The elite in banking so far…

Easy as ABC. . . .


Itai Mushekwe


AFRICAN Banking Corporation Holdings Ltd continued on its growth path, recording an after-tax profit of $8

0 billion representing a 333% increase over the comparative period.


Total income increased to $380 billion, up 234% while headline earnings per share increased to $716, up 300% from last year’s figure of $178.


The board of directors did not declare a dividend, a move meant to boost capital levels.


In Zimbabwe, the merchant bank recorded a profit of $16 billion against a comparative period value of $4,6 billion.
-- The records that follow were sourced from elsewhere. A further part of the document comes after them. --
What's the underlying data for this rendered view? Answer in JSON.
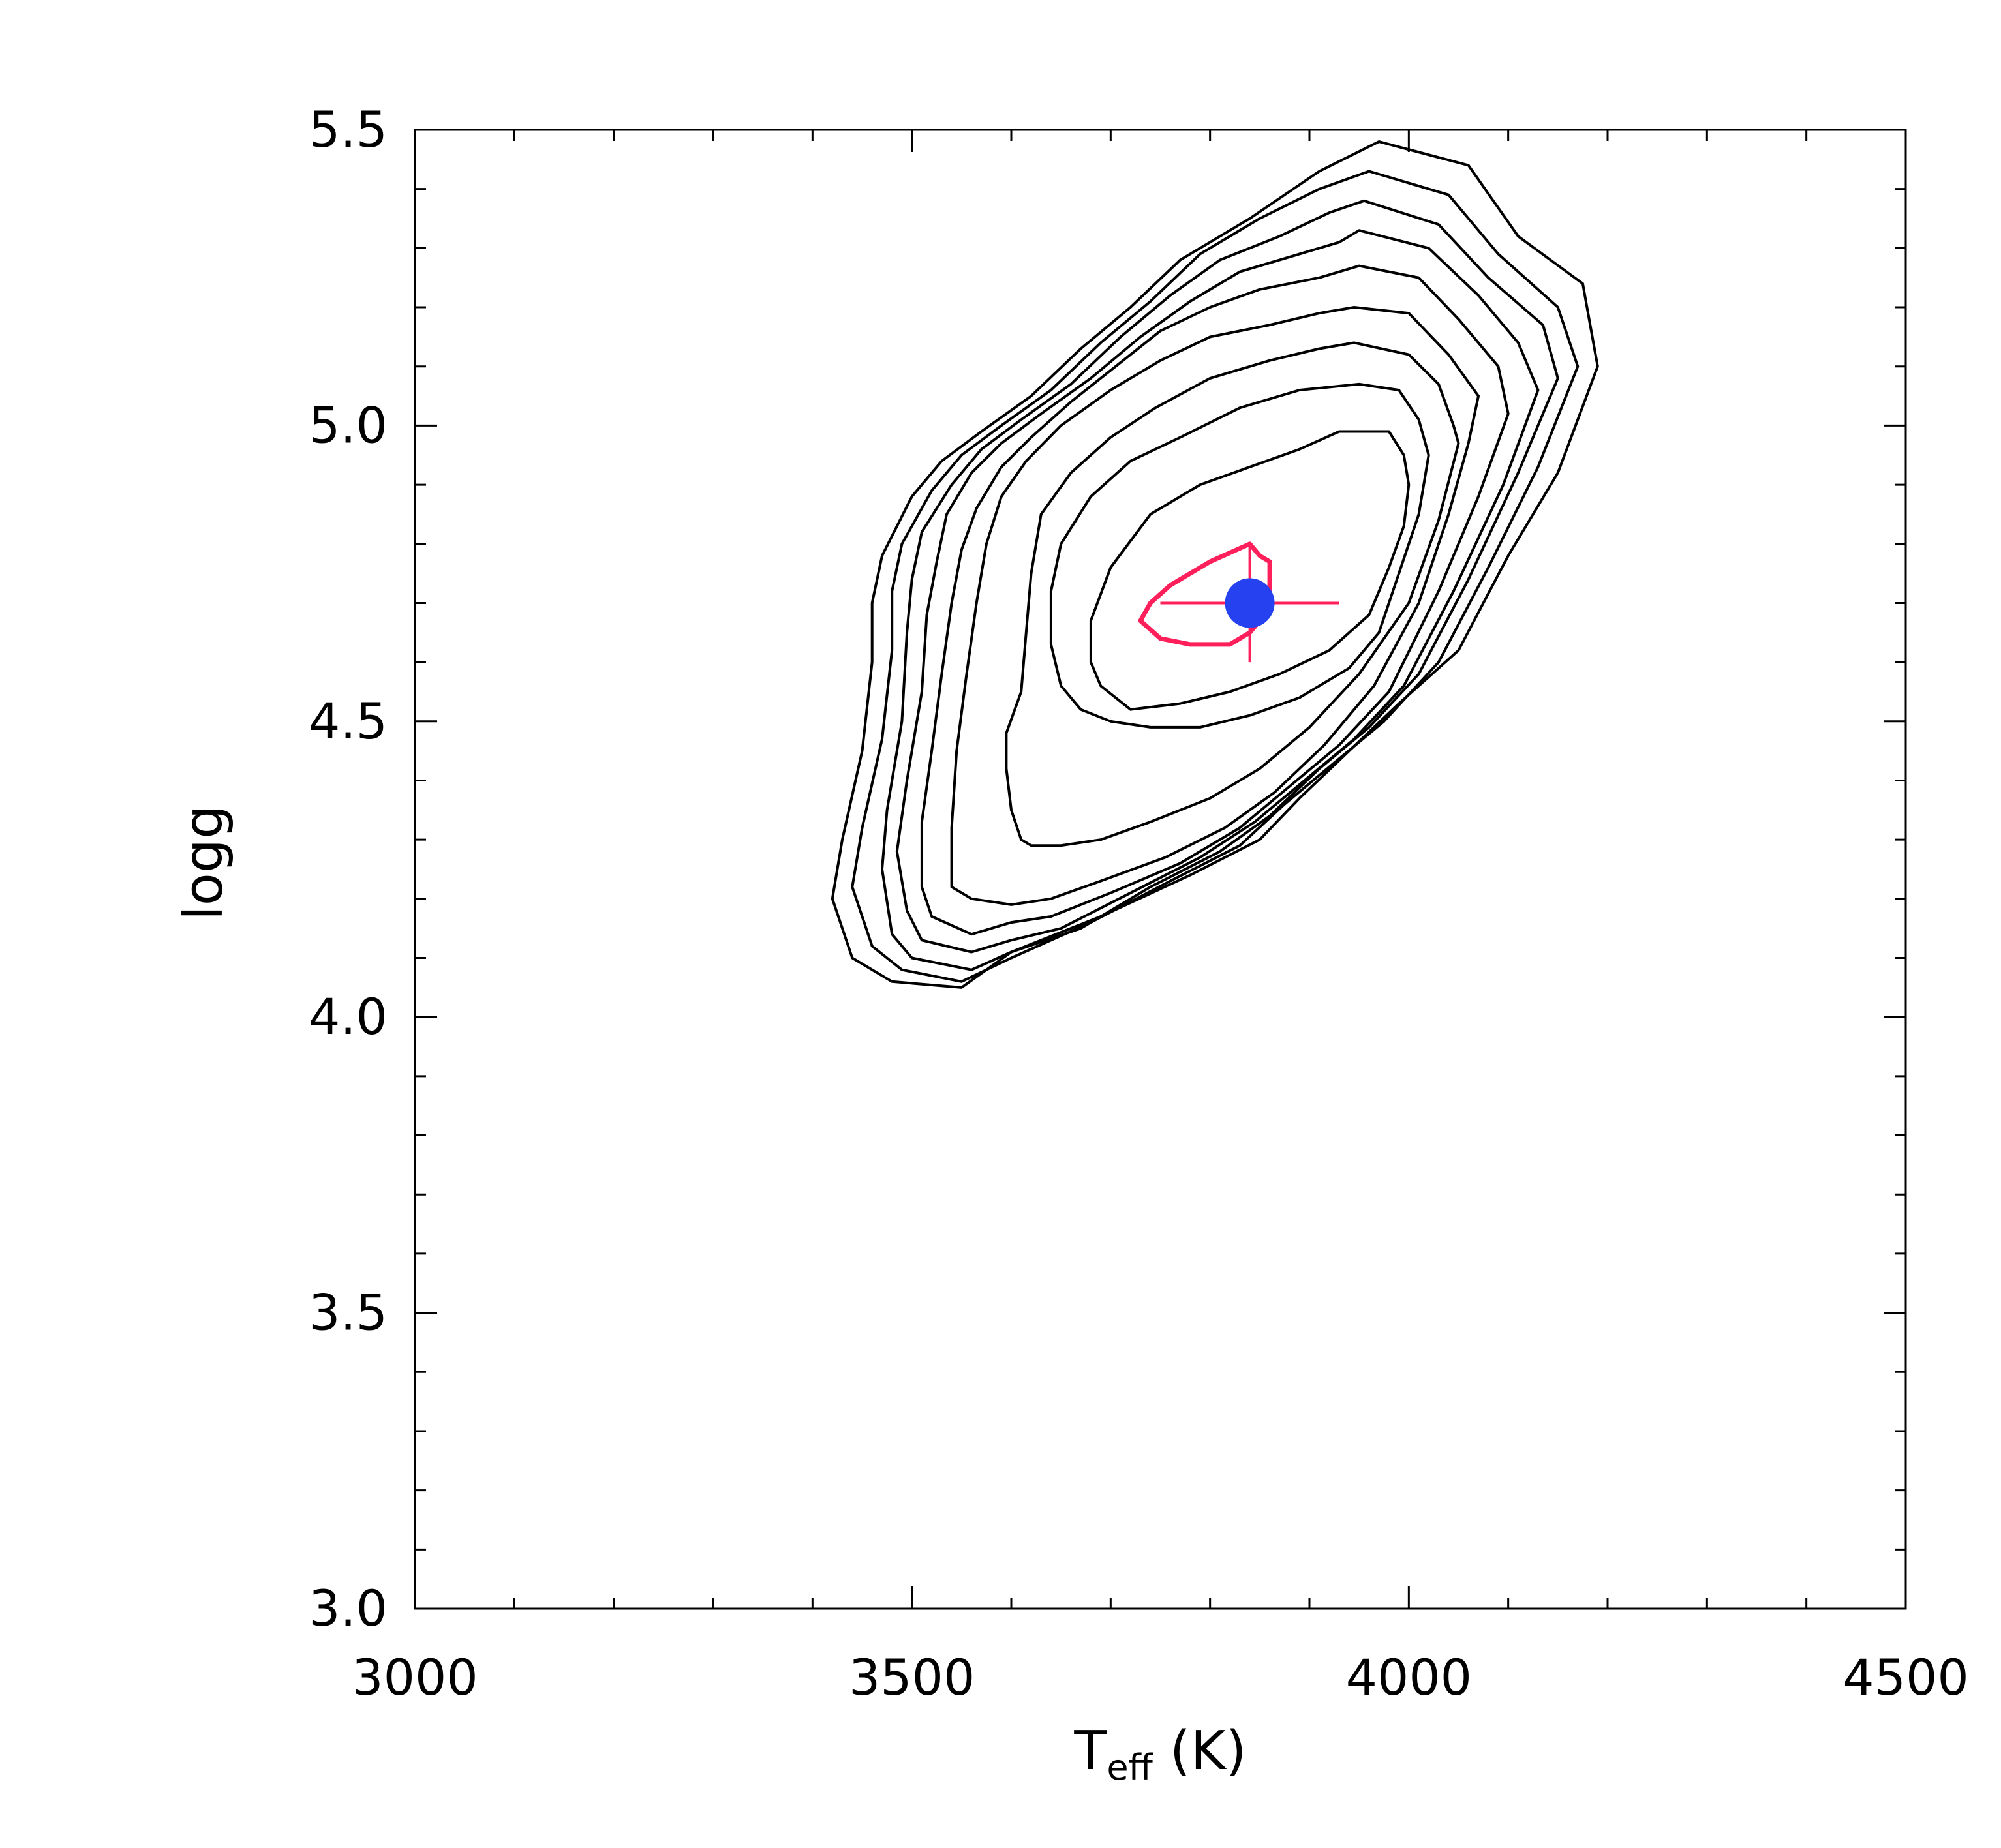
{
  "chart_data": {
    "type": "contour",
    "xlabel": {
      "main": "T",
      "sub": "eff",
      "rest": " (K)"
    },
    "ylabel": "logg",
    "xlim": [
      3000,
      4500
    ],
    "ylim": [
      3.0,
      5.5
    ],
    "xticks": [
      3000,
      3500,
      4000,
      4500
    ],
    "yticks": [
      3.0,
      3.5,
      4.0,
      4.5,
      5.0,
      5.5
    ],
    "xtick_labels": [
      "3000",
      "3500",
      "4000",
      "4500"
    ],
    "ytick_labels": [
      "3.0",
      "3.5",
      "4.0",
      "4.5",
      "5.0",
      "5.5"
    ],
    "x_minor_step": 100,
    "y_minor_step": 0.1,
    "grid": false,
    "contour_color": "#000000",
    "best_contour_color": "#ff1f5a",
    "point_color": "#2541f0",
    "contours": [
      [
        [
          3970,
          5.48
        ],
        [
          4060,
          5.44
        ],
        [
          4110,
          5.32
        ],
        [
          4175,
          5.24
        ],
        [
          4190,
          5.1
        ],
        [
          4150,
          4.92
        ],
        [
          4100,
          4.78
        ],
        [
          4050,
          4.62
        ],
        [
          3990,
          4.53
        ],
        [
          3940,
          4.45
        ],
        [
          3890,
          4.37
        ],
        [
          3850,
          4.3
        ],
        [
          3780,
          4.24
        ],
        [
          3690,
          4.17
        ],
        [
          3600,
          4.11
        ],
        [
          3550,
          4.05
        ],
        [
          3480,
          4.06
        ],
        [
          3440,
          4.1
        ],
        [
          3420,
          4.2
        ],
        [
          3430,
          4.3
        ],
        [
          3450,
          4.45
        ],
        [
          3460,
          4.6
        ],
        [
          3460,
          4.7
        ],
        [
          3470,
          4.78
        ],
        [
          3500,
          4.88
        ],
        [
          3530,
          4.94
        ],
        [
          3570,
          4.99
        ],
        [
          3620,
          5.05
        ],
        [
          3670,
          5.13
        ],
        [
          3720,
          5.2
        ],
        [
          3770,
          5.28
        ],
        [
          3840,
          5.35
        ],
        [
          3910,
          5.43
        ],
        [
          3970,
          5.48
        ]
      ],
      [
        [
          3960,
          5.43
        ],
        [
          4040,
          5.39
        ],
        [
          4090,
          5.29
        ],
        [
          4150,
          5.2
        ],
        [
          4170,
          5.1
        ],
        [
          4130,
          4.93
        ],
        [
          4080,
          4.76
        ],
        [
          4030,
          4.6
        ],
        [
          3975,
          4.5
        ],
        [
          3925,
          4.43
        ],
        [
          3875,
          4.36
        ],
        [
          3830,
          4.29
        ],
        [
          3760,
          4.23
        ],
        [
          3680,
          4.16
        ],
        [
          3600,
          4.1
        ],
        [
          3550,
          4.06
        ],
        [
          3490,
          4.08
        ],
        [
          3460,
          4.12
        ],
        [
          3440,
          4.22
        ],
        [
          3450,
          4.32
        ],
        [
          3470,
          4.47
        ],
        [
          3480,
          4.62
        ],
        [
          3480,
          4.72
        ],
        [
          3490,
          4.8
        ],
        [
          3520,
          4.89
        ],
        [
          3550,
          4.95
        ],
        [
          3590,
          5.0
        ],
        [
          3640,
          5.06
        ],
        [
          3690,
          5.14
        ],
        [
          3740,
          5.21
        ],
        [
          3790,
          5.29
        ],
        [
          3850,
          5.35
        ],
        [
          3910,
          5.4
        ],
        [
          3960,
          5.43
        ]
      ],
      [
        [
          3955,
          5.38
        ],
        [
          4030,
          5.34
        ],
        [
          4080,
          5.25
        ],
        [
          4135,
          5.17
        ],
        [
          4150,
          5.08
        ],
        [
          4110,
          4.92
        ],
        [
          4060,
          4.74
        ],
        [
          4010,
          4.58
        ],
        [
          3960,
          4.49
        ],
        [
          3910,
          4.42
        ],
        [
          3860,
          4.34
        ],
        [
          3810,
          4.28
        ],
        [
          3740,
          4.22
        ],
        [
          3670,
          4.15
        ],
        [
          3600,
          4.11
        ],
        [
          3560,
          4.08
        ],
        [
          3500,
          4.1
        ],
        [
          3480,
          4.14
        ],
        [
          3470,
          4.25
        ],
        [
          3475,
          4.35
        ],
        [
          3490,
          4.5
        ],
        [
          3495,
          4.65
        ],
        [
          3500,
          4.74
        ],
        [
          3510,
          4.82
        ],
        [
          3540,
          4.9
        ],
        [
          3570,
          4.96
        ],
        [
          3610,
          5.01
        ],
        [
          3660,
          5.07
        ],
        [
          3710,
          5.15
        ],
        [
          3760,
          5.22
        ],
        [
          3810,
          5.28
        ],
        [
          3870,
          5.32
        ],
        [
          3920,
          5.36
        ],
        [
          3955,
          5.38
        ]
      ],
      [
        [
          3950,
          5.33
        ],
        [
          4020,
          5.3
        ],
        [
          4070,
          5.22
        ],
        [
          4110,
          5.14
        ],
        [
          4130,
          5.06
        ],
        [
          4095,
          4.9
        ],
        [
          4045,
          4.72
        ],
        [
          3995,
          4.56
        ],
        [
          3945,
          4.47
        ],
        [
          3895,
          4.4
        ],
        [
          3845,
          4.33
        ],
        [
          3790,
          4.27
        ],
        [
          3720,
          4.21
        ],
        [
          3650,
          4.15
        ],
        [
          3600,
          4.13
        ],
        [
          3560,
          4.11
        ],
        [
          3510,
          4.13
        ],
        [
          3495,
          4.18
        ],
        [
          3485,
          4.28
        ],
        [
          3495,
          4.4
        ],
        [
          3510,
          4.55
        ],
        [
          3515,
          4.68
        ],
        [
          3525,
          4.77
        ],
        [
          3535,
          4.85
        ],
        [
          3560,
          4.92
        ],
        [
          3590,
          4.97
        ],
        [
          3630,
          5.02
        ],
        [
          3680,
          5.08
        ],
        [
          3730,
          5.15
        ],
        [
          3780,
          5.21
        ],
        [
          3830,
          5.26
        ],
        [
          3890,
          5.29
        ],
        [
          3930,
          5.31
        ],
        [
          3950,
          5.33
        ]
      ],
      [
        [
          3950,
          5.27
        ],
        [
          4010,
          5.25
        ],
        [
          4050,
          5.18
        ],
        [
          4090,
          5.1
        ],
        [
          4100,
          5.02
        ],
        [
          4070,
          4.88
        ],
        [
          4030,
          4.72
        ],
        [
          3980,
          4.55
        ],
        [
          3930,
          4.46
        ],
        [
          3880,
          4.39
        ],
        [
          3830,
          4.32
        ],
        [
          3770,
          4.26
        ],
        [
          3700,
          4.21
        ],
        [
          3640,
          4.17
        ],
        [
          3600,
          4.16
        ],
        [
          3560,
          4.14
        ],
        [
          3520,
          4.17
        ],
        [
          3510,
          4.22
        ],
        [
          3510,
          4.33
        ],
        [
          3520,
          4.45
        ],
        [
          3530,
          4.58
        ],
        [
          3540,
          4.7
        ],
        [
          3550,
          4.79
        ],
        [
          3565,
          4.86
        ],
        [
          3590,
          4.93
        ],
        [
          3620,
          4.98
        ],
        [
          3660,
          5.04
        ],
        [
          3705,
          5.1
        ],
        [
          3750,
          5.16
        ],
        [
          3800,
          5.2
        ],
        [
          3850,
          5.23
        ],
        [
          3910,
          5.25
        ],
        [
          3950,
          5.27
        ]
      ],
      [
        [
          3945,
          5.2
        ],
        [
          4000,
          5.19
        ],
        [
          4040,
          5.12
        ],
        [
          4070,
          5.05
        ],
        [
          4060,
          4.97
        ],
        [
          4040,
          4.85
        ],
        [
          4010,
          4.7
        ],
        [
          3965,
          4.56
        ],
        [
          3915,
          4.46
        ],
        [
          3865,
          4.38
        ],
        [
          3815,
          4.32
        ],
        [
          3755,
          4.27
        ],
        [
          3690,
          4.23
        ],
        [
          3640,
          4.2
        ],
        [
          3600,
          4.19
        ],
        [
          3560,
          4.2
        ],
        [
          3540,
          4.22
        ],
        [
          3540,
          4.32
        ],
        [
          3545,
          4.45
        ],
        [
          3555,
          4.58
        ],
        [
          3565,
          4.7
        ],
        [
          3575,
          4.8
        ],
        [
          3590,
          4.88
        ],
        [
          3615,
          4.94
        ],
        [
          3650,
          5.0
        ],
        [
          3700,
          5.06
        ],
        [
          3750,
          5.11
        ],
        [
          3800,
          5.15
        ],
        [
          3860,
          5.17
        ],
        [
          3910,
          5.19
        ],
        [
          3945,
          5.2
        ]
      ],
      [
        [
          3945,
          5.14
        ],
        [
          4000,
          5.12
        ],
        [
          4030,
          5.07
        ],
        [
          4045,
          5.0
        ],
        [
          4050,
          4.97
        ],
        [
          4030,
          4.84
        ],
        [
          4000,
          4.7
        ],
        [
          3950,
          4.58
        ],
        [
          3900,
          4.49
        ],
        [
          3850,
          4.42
        ],
        [
          3800,
          4.37
        ],
        [
          3740,
          4.33
        ],
        [
          3690,
          4.3
        ],
        [
          3650,
          4.29
        ],
        [
          3620,
          4.29
        ],
        [
          3610,
          4.3
        ],
        [
          3600,
          4.35
        ],
        [
          3595,
          4.42
        ],
        [
          3595,
          4.48
        ],
        [
          3610,
          4.55
        ],
        [
          3615,
          4.65
        ],
        [
          3620,
          4.75
        ],
        [
          3630,
          4.85
        ],
        [
          3660,
          4.92
        ],
        [
          3700,
          4.98
        ],
        [
          3745,
          5.03
        ],
        [
          3800,
          5.08
        ],
        [
          3860,
          5.11
        ],
        [
          3910,
          5.13
        ],
        [
          3945,
          5.14
        ]
      ],
      [
        [
          3950,
          5.07
        ],
        [
          3990,
          5.06
        ],
        [
          4010,
          5.01
        ],
        [
          4020,
          4.95
        ],
        [
          4010,
          4.85
        ],
        [
          3990,
          4.75
        ],
        [
          3970,
          4.65
        ],
        [
          3940,
          4.59
        ],
        [
          3890,
          4.54
        ],
        [
          3840,
          4.51
        ],
        [
          3790,
          4.49
        ],
        [
          3740,
          4.49
        ],
        [
          3700,
          4.5
        ],
        [
          3670,
          4.52
        ],
        [
          3650,
          4.56
        ],
        [
          3640,
          4.63
        ],
        [
          3640,
          4.72
        ],
        [
          3650,
          4.8
        ],
        [
          3680,
          4.88
        ],
        [
          3720,
          4.94
        ],
        [
          3770,
          4.98
        ],
        [
          3830,
          5.03
        ],
        [
          3890,
          5.06
        ],
        [
          3950,
          5.07
        ]
      ],
      [
        [
          3930,
          4.99
        ],
        [
          3980,
          4.99
        ],
        [
          3995,
          4.95
        ],
        [
          4000,
          4.9
        ],
        [
          3995,
          4.83
        ],
        [
          3980,
          4.76
        ],
        [
          3960,
          4.68
        ],
        [
          3920,
          4.62
        ],
        [
          3870,
          4.58
        ],
        [
          3820,
          4.55
        ],
        [
          3770,
          4.53
        ],
        [
          3720,
          4.52
        ],
        [
          3690,
          4.56
        ],
        [
          3680,
          4.6
        ],
        [
          3680,
          4.67
        ],
        [
          3700,
          4.76
        ],
        [
          3740,
          4.85
        ],
        [
          3790,
          4.9
        ],
        [
          3840,
          4.93
        ],
        [
          3890,
          4.96
        ],
        [
          3930,
          4.99
        ]
      ]
    ],
    "best_contour": [
      [
        3800,
        4.77
      ],
      [
        3840,
        4.8
      ],
      [
        3850,
        4.78
      ],
      [
        3860,
        4.77
      ],
      [
        3860,
        4.72
      ],
      [
        3860,
        4.69
      ],
      [
        3840,
        4.65
      ],
      [
        3820,
        4.63
      ],
      [
        3780,
        4.63
      ],
      [
        3750,
        4.64
      ],
      [
        3730,
        4.67
      ],
      [
        3740,
        4.7
      ],
      [
        3760,
        4.73
      ],
      [
        3780,
        4.75
      ],
      [
        3800,
        4.77
      ]
    ],
    "best_fit": {
      "x": 3840,
      "y": 4.7,
      "x_err_minus": 90,
      "x_err_plus": 90,
      "y_err_minus": 0.1,
      "y_err_plus": 0.1
    }
  }
}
Net interest income of $50 billion resulted from higher levels of money market assets held.


The high cost to income ratio of 74% was attributed to retrenchment costs and is forecast to decline to around 40%.


The capital adequacy ratio of 21% is well above the prescribed 10%.

ABC Securities posted a 90% growth in profit to $9,9 billion.


Net interest income grew by 642% from the previous year’s $3 billion and the cost to income ratio was 30%.


The subsidiary has a capital adequacy ratio of 317%.


ABC Asset Finance recorded a profit of $13,4 billion spurred by net interest income accounting for 91% of total income. ABC Finance has a capital adequacy ratio of 50%.